Temperature Time Warp
All mammals, animals like cats, dogs, squirrels and humans, are warm blooded. This means that our bodies make enough heat to keep our inside temperature the same all of the time, 37.0 degrees Celsius (98.6 degrees Fahrenheit). But most animals are not warm blooded. Fish, insects, snakes, and lizards are cold blooded. Their temperatures inside change with the temperature outside. On hot days, reptiles often let their bodies warm up, and on cold days, reptiles can’t help but cool off a bit. When it’s a cool day, a cold-blooded animal slows down. Try this:
What You Need
- a glass jar or plastic container with a cloth and a rubber band to cover the top
What You Do
- Catch a fly and get him or her in the jar. He or she must be alive. It may take a while. But don’t worry, if you’re patient, you can catch one.
- Put the cloth over the top. Try turning the jar upside down.
- Put your experiment in the refrigerator for half an hour. Don’t forget about it in there, since being in there too long could kill your fly.

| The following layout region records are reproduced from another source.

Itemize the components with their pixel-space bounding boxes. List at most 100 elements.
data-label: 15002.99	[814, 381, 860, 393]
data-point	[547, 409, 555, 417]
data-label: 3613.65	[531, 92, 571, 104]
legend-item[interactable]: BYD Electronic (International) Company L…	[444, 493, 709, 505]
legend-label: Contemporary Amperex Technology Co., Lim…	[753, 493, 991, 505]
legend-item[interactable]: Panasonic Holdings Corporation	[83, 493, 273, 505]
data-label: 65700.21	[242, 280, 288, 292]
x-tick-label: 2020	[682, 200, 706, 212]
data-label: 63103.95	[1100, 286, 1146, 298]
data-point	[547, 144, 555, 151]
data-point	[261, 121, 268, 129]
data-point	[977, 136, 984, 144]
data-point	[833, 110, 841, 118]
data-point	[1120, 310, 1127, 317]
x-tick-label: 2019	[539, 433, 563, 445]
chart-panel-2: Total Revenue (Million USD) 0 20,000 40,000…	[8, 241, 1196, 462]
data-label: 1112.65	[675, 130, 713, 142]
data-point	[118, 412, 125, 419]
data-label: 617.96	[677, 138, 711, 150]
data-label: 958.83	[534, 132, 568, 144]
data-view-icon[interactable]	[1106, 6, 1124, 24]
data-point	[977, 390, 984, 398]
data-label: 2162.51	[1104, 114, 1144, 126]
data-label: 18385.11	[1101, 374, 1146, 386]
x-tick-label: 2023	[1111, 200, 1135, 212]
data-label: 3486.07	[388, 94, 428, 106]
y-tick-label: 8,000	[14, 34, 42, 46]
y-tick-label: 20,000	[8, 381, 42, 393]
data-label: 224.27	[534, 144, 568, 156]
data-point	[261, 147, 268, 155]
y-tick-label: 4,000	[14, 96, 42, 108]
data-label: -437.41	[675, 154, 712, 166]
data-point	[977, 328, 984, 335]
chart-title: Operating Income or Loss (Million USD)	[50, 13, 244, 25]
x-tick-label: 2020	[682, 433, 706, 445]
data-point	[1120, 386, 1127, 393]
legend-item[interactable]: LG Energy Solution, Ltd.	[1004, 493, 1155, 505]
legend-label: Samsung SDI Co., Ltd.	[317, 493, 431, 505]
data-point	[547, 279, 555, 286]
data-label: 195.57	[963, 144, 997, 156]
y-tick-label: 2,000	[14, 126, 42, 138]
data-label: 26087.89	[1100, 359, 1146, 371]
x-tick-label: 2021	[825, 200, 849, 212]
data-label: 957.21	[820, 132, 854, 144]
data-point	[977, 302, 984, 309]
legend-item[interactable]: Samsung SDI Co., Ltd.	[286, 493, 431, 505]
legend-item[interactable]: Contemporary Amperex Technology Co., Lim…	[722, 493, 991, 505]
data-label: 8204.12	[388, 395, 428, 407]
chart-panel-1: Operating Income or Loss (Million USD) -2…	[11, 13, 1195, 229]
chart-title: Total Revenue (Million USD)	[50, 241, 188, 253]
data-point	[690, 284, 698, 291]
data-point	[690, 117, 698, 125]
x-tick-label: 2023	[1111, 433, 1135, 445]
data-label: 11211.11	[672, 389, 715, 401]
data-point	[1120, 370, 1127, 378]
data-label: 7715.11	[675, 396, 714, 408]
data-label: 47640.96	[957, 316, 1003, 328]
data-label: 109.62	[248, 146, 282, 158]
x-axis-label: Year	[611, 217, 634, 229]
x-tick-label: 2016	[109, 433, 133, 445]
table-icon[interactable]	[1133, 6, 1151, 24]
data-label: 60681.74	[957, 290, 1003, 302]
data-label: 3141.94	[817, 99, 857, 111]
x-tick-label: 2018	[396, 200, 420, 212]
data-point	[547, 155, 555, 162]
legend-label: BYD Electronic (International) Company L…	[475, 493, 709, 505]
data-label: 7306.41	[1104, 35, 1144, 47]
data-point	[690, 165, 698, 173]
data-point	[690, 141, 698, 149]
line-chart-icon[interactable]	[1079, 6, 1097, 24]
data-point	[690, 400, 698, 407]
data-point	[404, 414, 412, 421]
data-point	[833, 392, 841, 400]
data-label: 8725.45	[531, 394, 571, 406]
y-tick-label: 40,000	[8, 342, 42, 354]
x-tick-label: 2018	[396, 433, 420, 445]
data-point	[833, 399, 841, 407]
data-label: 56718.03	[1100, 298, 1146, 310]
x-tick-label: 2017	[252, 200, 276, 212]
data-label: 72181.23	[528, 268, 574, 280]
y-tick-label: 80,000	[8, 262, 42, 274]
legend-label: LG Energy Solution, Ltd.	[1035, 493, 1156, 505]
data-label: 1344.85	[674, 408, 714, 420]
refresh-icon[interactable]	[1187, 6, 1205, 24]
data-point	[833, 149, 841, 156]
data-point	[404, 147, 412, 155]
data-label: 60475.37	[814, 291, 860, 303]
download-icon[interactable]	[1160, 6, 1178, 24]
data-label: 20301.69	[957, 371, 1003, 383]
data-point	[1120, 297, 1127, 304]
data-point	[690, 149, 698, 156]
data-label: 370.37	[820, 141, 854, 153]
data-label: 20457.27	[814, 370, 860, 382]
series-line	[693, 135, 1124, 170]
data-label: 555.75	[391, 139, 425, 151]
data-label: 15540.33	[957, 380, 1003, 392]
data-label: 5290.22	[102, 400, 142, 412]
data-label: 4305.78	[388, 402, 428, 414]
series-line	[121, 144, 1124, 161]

- Take the jar out and watch your fly for a few minutes. Notice how fast it’s moving.
- Put your experiment in the sun for a few minutes, and check on your fly again. How fast is he or she moving now?
- Your fly has served you well. Let him or her go free.
When a cold-blooded creature gets cold, everything inside it slows down. So the fly moved slowly. The same is true for reptiles. After some time in the sun, the fly gets warmed up, and starts moving faster. That’s why snakes always lie around on rocks and roads, especially early in the morning — they get cold overnight, and they need to soak up some heat to get revved up again. Reptiles, insects, temperature, and motion – they’re hot topics that are quite cool!